Coexistence of Primary Hyperaldosteronism and Graves’ Disease, a Rare Combination of Endocrine Disorders: Is It beyond a Coincidence—A Case Report and Review of the Literature

Department of Endocrinology, Colombo South Teaching Hospital, Kalubowila, Sri Lanka

Correspondence should be addressed to S. S. C. Gunatilake

Received 18 June 2017; Revised 10 September 2017; Accepted 8 October 2017; Published 30 October 2017

Academic Editor: Toshihiro Kita

Copyright © 2017 S. S. C. Gunatilake and U. Bulugahapitiya. This is an open access article distributed under the Creative Commons Attribution License, which permits unrestricted use, distribution, and reproduction in any medium, provided the original work is properly cited.

Abstract

Background. Primary hyperaldosteronism is a known cause for secondary hypertension. In addition to its effect on blood pressure, aldosterone exhibits proinflammatory actions and plays a role in immunomodulation/development of autoimmunity. Recent researches also suggest significant thyroid dysfunction among patients with hyperaldosteronism, but exact causal relationship is not established. Autoimmune hyperthyroidism (Graves’ disease) and primary hyperaldosteronism rarely coexist but underlying mechanisms associating the two are still unclear. Case Presentation.
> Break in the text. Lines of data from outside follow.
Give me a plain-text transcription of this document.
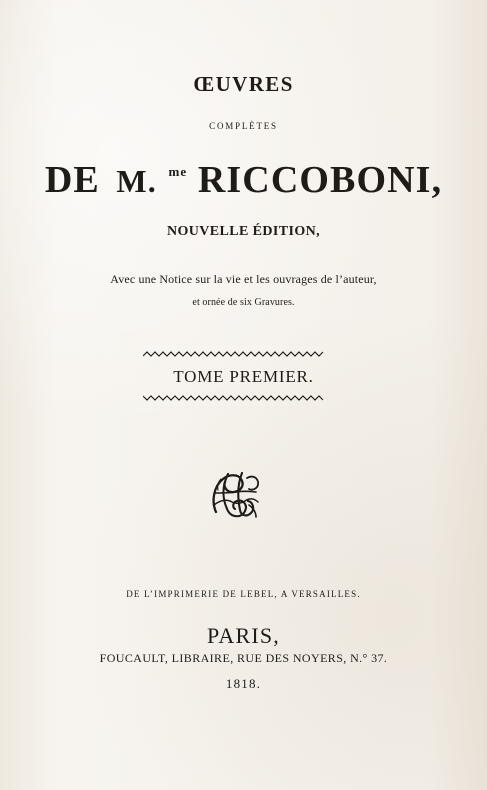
ŒUVRES
COMPLÈTES
DE M. $^{me}$ RICCOBONI,
NOUVELLE ÉDITION,
Avec une Notice sur la vie et les ouvrages de l’auteur,
et ornée de six Gravures.
TOME PREMIER.
DE L’IMPRIMERIE DE LEBEL, A VERSAILLES.
PARIS,
FOUCAULT, LIBRAIRE, RUE DES NOYERS, N.° 37.
1818.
A 32-year-old Sri Lankan female was evaluated for new onset hypertension in association with hypokalemia. She also had features of hyperthyroidism together with high TSH receptor antibodies suggestive of Graves’ disease. On evaluation of persistent hypokalemia and hypertension, primary hyperaldosteronism due to right-sided adrenal adenoma was diagnosed. She was rendered euthyroid with antithyroid drugs followed by right-sided adrenalectomy. Antithyroid drugs were continued up to 12 months, after which the patient entered remission of Graves’ disease. Conclusion. Autoimmune hyperthyroidism and primary hyperaldosteronism rarely coexist and this case report adds to the limited number of cases documented in the literature. Underlying mechanism associating the two is still unclear but possibilities of autoimmune mechanisms and autoantibodies warrant further evaluation and research.